Case in point: Upon our return, Business Insider penned, "A Bunch Of New York Women Paid To Go To Silicon Valley To Find Millionaires And Ended Up In Tears." And during one interview, a female correspondent asked me -- specifically and unabashedly -- whether I had sex in San Francisco.

In the past, relationships have been defined by physical location. Today, with the help of technology, this no longer has to be the case. This trip to San Francisco was brave and bold -- not only for The Dating Ring, but for each of us on the trip.

The Takeaway

So to all of the talking heads, the Business Insiders, the Valleywaggers out there -- did I have sex on this trip?

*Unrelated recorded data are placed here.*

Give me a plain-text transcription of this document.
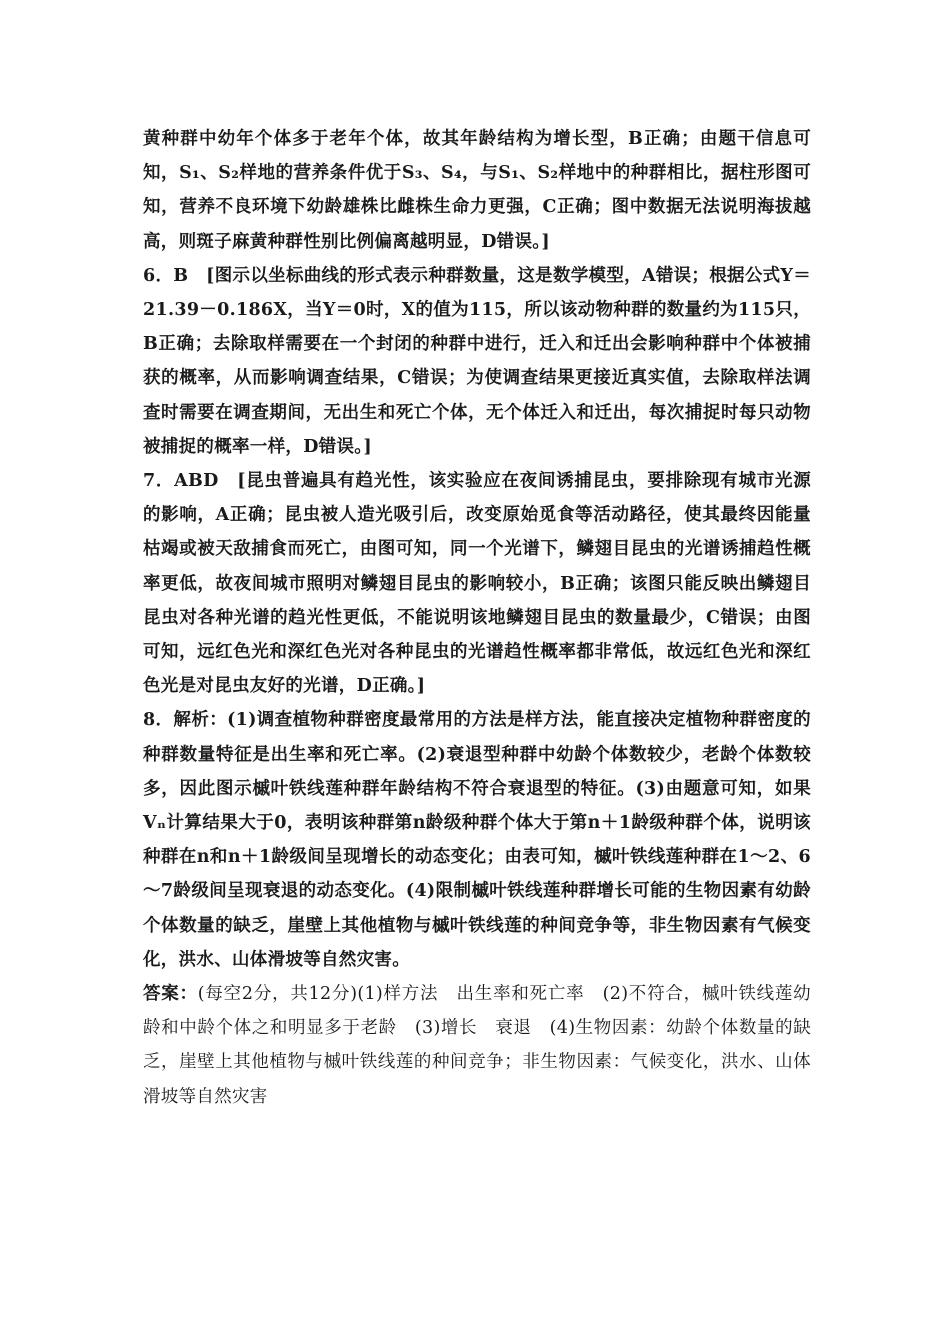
黄种群中幼年个体多于老年个体，故其年龄结构为增长型，B正确；由题干信息可知，S₁、S₂样地的营养条件优于S₃、S₄，与S₁、S₂样地中的种群相比，据柱形图可知，营养不良环境下幼龄雄株比雌株生命力更强，C正确；图中数据无法说明海拔越高，则斑子麻黄种群性别比例偏离越明显，D错误。]

6．B　[图示以坐标曲线的形式表示种群数量，这是数学模型，A错误；根据公式Y＝21.39－0.186X，当Y＝0时，X的值为115，所以该动物种群的数量约为115只，B正确；去除取样需要在一个封闭的种群中进行，迁入和迁出会影响种群中个体被捕获的概率，从而影响调查结果，C错误；为使调查结果更接近真实值，去除取样法调查时需要在调查期间，无出生和死亡个体，无个体迁入和迁出，每次捕捉时每只动物被捕捉的概率一样，D错误。]

7．ABD　[昆虫普遍具有趋光性，该实验应在夜间诱捕昆虫，要排除现有城市光源的影响，A正确；昆虫被人造光吸引后，改变原始觅食等活动路径，使其最终因能量枯竭或被天敌捕食而死亡，由图可知，同一个光谱下，鳞翅目昆虫的光谱诱捕趋性概率更低，故夜间城市照明对鳞翅目昆虫的影响较小，B正确；该图只能反映出鳞翅目昆虫对各种光谱的趋光性更低，不能说明该地鳞翅目昆虫的数量最少，C错误；由图可知，远红色光和深红色光对各种昆虫的光谱趋性概率都非常低，故远红色光和深红色光是对昆虫友好的光谱，D正确。]

8．解析：(1)调查植物种群密度最常用的方法是样方法，能直接决定植物种群密度的种群数量特征是出生率和死亡率。(2)衰退型种群中幼龄个体数较少，老龄个体数较多，因此图示槭叶铁线莲种群年龄结构不符合衰退型的特征。(3)由题意可知，如果Vₙ计算结果大于0，表明该种群第n龄级种群个体大于第n＋1龄级种群个体，说明该种群在n和n＋1龄级间呈现增长的动态变化；由表可知，槭叶铁线莲种群在1～2、6～7龄级间呈现衰退的动态变化。(4)限制槭叶铁线莲种群增长可能的生物因素有幼龄个体数量的缺乏，崖壁上其他植物与槭叶铁线莲的种间竞争等，非生物因素有气候变化，洪水、山体滑坡等自然灾害。

答案：(每空2分，共12分)(1)样方法　出生率和死亡率　(2)不符合，槭叶铁线莲幼龄和中龄个体之和明显多于老龄　(3)增长　衰退　(4)生物因素：幼龄个体数量的缺乏，崖壁上其他植物与槭叶铁线莲的种间竞争；非生物因素：气候变化，洪水、山体滑坡等自然灾害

My answer, unflinchingly, is that it's none of your business. This trip was a way for a group of women, disenchanted with our dating lives, to take control and feel empowered again. To break the cycle of bad dates and open up to new experiences.

Was the trip a success? That depends on how you define it. What I do know, though, is that I made some fabulous new girlfriends, went on one of the best dates of my adult life and restored some faith that Mr. Right is out there -- maybe just a plane ride away.

*Not his real name!

Lisa Hoehn is the founder of Profile Polish -- a kickass online dating profile makeover service -- and the author of an upcoming book on dating.